The cyber-criminal groups behind fake anti-virus (scareware/rogueware) infections have run into some significant roadblocks over the last few years, but there is much more to the overall story.
Some groups have been arrested. Some have had their operations and entire call support centers shut down.
Some groups attracted too much attention, picked off the low hanging fruit and eventually walked away from their botnets.
In some cases, the groups just weren’t very skilled at developing anti-anti-malware techniques, blackhat SEO, and malware distribution. They couldn’t keep up with the changes in anti-malware technologies, weren’t exactly dedicated to the effort, and simply fell off the map.
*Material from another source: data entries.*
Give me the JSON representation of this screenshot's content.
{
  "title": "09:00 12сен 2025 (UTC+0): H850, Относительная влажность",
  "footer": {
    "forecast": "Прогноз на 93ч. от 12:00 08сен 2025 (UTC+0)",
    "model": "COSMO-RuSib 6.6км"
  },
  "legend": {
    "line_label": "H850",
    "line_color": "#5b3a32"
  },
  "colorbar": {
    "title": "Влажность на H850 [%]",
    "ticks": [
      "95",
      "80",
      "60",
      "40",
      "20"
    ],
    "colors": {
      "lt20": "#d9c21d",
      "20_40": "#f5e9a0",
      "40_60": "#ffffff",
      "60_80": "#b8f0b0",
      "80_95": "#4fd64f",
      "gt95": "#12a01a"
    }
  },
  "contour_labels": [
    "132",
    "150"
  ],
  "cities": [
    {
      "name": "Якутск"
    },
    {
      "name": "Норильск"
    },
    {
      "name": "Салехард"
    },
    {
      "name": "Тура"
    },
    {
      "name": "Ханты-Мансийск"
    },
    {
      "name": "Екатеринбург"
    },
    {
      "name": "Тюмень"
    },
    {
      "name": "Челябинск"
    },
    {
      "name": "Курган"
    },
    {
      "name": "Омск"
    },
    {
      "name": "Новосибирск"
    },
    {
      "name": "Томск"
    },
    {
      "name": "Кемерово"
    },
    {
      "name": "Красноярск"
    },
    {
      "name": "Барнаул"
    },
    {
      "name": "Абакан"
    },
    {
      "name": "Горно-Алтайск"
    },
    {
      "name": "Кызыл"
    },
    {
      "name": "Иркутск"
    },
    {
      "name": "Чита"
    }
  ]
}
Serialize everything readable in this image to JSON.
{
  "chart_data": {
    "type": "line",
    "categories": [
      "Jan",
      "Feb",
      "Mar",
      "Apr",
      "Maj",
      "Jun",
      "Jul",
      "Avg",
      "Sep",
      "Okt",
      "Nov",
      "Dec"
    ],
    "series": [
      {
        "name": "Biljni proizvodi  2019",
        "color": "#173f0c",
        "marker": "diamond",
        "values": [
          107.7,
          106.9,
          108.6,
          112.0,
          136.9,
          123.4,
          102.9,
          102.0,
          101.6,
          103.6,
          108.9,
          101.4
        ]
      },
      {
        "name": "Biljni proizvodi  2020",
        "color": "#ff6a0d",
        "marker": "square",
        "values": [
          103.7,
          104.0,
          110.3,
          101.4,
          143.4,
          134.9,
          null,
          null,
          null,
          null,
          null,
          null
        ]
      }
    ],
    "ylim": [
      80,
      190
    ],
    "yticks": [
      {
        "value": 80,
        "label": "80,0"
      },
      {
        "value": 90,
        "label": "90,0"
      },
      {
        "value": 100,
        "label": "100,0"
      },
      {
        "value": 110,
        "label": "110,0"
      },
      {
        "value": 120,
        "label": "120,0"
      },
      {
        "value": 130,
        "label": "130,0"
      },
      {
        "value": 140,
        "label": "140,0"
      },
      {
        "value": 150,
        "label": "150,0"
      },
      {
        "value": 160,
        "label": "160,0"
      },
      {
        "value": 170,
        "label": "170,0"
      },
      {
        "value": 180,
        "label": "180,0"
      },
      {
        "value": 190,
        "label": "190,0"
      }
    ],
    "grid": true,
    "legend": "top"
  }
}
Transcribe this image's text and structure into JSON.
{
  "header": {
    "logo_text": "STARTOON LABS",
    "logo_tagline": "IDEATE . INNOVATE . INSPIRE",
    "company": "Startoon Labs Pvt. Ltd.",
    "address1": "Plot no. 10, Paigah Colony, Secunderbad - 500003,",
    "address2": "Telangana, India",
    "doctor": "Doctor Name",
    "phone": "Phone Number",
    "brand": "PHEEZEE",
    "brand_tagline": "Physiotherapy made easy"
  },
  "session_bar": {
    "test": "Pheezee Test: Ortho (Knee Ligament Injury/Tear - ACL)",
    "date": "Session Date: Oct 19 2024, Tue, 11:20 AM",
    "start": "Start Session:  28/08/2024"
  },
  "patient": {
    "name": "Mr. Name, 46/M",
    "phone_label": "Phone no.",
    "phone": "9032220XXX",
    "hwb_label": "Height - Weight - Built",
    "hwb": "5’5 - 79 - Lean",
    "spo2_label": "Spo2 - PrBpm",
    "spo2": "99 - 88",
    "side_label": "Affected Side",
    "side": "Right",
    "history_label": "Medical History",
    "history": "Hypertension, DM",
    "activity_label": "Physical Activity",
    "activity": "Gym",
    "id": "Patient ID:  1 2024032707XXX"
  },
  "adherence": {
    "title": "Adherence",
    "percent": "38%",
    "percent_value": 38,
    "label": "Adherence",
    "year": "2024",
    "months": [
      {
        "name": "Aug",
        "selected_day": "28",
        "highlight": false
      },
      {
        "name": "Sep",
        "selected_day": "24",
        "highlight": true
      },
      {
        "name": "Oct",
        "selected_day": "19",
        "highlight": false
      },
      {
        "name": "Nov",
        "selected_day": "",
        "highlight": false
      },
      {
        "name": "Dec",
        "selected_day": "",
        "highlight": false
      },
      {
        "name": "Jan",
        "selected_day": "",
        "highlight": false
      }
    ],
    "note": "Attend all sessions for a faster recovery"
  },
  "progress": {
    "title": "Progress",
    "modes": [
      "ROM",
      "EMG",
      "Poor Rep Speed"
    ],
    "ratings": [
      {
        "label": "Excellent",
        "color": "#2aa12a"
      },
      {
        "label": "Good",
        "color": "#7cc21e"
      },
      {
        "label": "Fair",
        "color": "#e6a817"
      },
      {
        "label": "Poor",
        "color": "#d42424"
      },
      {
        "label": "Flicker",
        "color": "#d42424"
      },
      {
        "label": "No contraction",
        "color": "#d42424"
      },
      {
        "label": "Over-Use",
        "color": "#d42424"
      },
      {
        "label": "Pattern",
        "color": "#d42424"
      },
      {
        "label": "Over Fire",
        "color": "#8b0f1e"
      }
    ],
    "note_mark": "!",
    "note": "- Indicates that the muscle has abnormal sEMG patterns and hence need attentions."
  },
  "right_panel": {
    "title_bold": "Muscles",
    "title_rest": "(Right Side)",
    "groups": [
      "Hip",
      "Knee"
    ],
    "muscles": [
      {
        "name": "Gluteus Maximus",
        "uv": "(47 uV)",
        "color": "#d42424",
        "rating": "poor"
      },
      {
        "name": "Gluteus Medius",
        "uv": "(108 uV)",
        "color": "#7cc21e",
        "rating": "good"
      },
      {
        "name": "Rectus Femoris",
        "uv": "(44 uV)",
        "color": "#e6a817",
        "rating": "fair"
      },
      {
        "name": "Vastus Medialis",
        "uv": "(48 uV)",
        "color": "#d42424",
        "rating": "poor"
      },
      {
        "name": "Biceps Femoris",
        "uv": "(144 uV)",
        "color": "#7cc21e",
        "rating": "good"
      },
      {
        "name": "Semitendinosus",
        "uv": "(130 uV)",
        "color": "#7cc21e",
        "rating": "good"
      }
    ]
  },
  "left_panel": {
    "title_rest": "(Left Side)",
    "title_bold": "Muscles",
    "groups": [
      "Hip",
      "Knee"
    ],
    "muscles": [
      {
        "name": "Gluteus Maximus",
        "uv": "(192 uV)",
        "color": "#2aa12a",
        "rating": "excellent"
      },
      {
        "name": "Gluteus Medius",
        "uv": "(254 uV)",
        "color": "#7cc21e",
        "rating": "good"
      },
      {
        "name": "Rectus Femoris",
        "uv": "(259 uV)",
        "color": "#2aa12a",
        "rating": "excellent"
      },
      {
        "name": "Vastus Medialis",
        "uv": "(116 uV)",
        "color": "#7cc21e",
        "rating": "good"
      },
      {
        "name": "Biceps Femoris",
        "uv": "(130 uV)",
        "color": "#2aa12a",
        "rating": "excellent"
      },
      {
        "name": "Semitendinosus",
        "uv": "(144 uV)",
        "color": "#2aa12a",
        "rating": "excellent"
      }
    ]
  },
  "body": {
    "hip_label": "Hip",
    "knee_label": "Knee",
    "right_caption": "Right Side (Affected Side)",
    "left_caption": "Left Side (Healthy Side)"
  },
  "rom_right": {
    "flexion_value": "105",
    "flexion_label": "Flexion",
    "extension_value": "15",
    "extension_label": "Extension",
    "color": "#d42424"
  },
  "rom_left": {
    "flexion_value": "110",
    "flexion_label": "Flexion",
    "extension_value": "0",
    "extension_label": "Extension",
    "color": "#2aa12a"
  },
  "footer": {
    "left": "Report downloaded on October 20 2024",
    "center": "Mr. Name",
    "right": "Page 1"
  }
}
However, some of the remaining scareware distribution gangs upped the ante and are aggressively developing difficult-to-detect polymorphic installers and difficult-to-remove support components. And the newest of these malware components include some of the first ITW 64-bit malware components to be taken seriously. But, for the most part, the scareware program itself remains the same. The development continues to change and progress, all for the purpose of evading anti-malware solutions and helping coerce the end-user to pay for the fake product, including support/rootkit components like TDSS (and its extreme complexities) or the more recent Black Internet (also known as “Trojan-Clicker.Win32.Cycler”) support/rootkit components. These complex Mbr infectors and other rootkit components meant to maintain money-making scareware on the system are signs of this somewhat extreme development effort.
At the same time, the commodity exploit kits that the various cyber-criminal groups use to distribute their rogueware have not become any more complex. Instead, some of the more complex kits available in online marketplaces have disappeared with simpler kits like Eleonore and Phoenix remaining. Most of their exploitation, shellcode, encryption and evasion technologies remain uninspired and fairly static. And a good portion of malware distribution relies on very simple uses of technology, not the creation of new technology, “social engineering”. Basically, the abuse of an environment that helps fool a user into running an executable on their system that they should not trust.
What does this tell us? For the most part, effectively delivering malware to end user systems still works with simpler, less expensive, means. Which suggests one of several things:
- End users are not patching their machines.
- The vulnerabilities are not known and patched quickly enough, or the automatic update utilities are not taking effect quickly enough.
- Too many end users continue to run their system without effective security protection.
Why? There are a variety of reasons that can be argued. It could still be a rational rejection of security advice – users gamble that the efforts of expending the effort to keep informed and their systems up to date are not worth the risk infection/complete compromise (although when you work with owners of infected systems, the “rational” rejection doesn’t seem quite so rational any longer). It could be because of network policies, decided by IT departments and other groups. It could be a lack of understanding about security needs altogether and how to keep software organized and up to date. And finally, that certain types of security products are not terribly effective at keeping malware off of systems. Most likely, it is because of a mix of all of these reasons.
Cybercriminals build complexity into their software when they need to, so increasing complexity in their “support utilities” like rootkit components while simplifying delivery technologies tells us that the best solutions preventing drive-by exploitation and malware delivery continue to be under-utilized.
The lowest hanging fruit is most always taken first.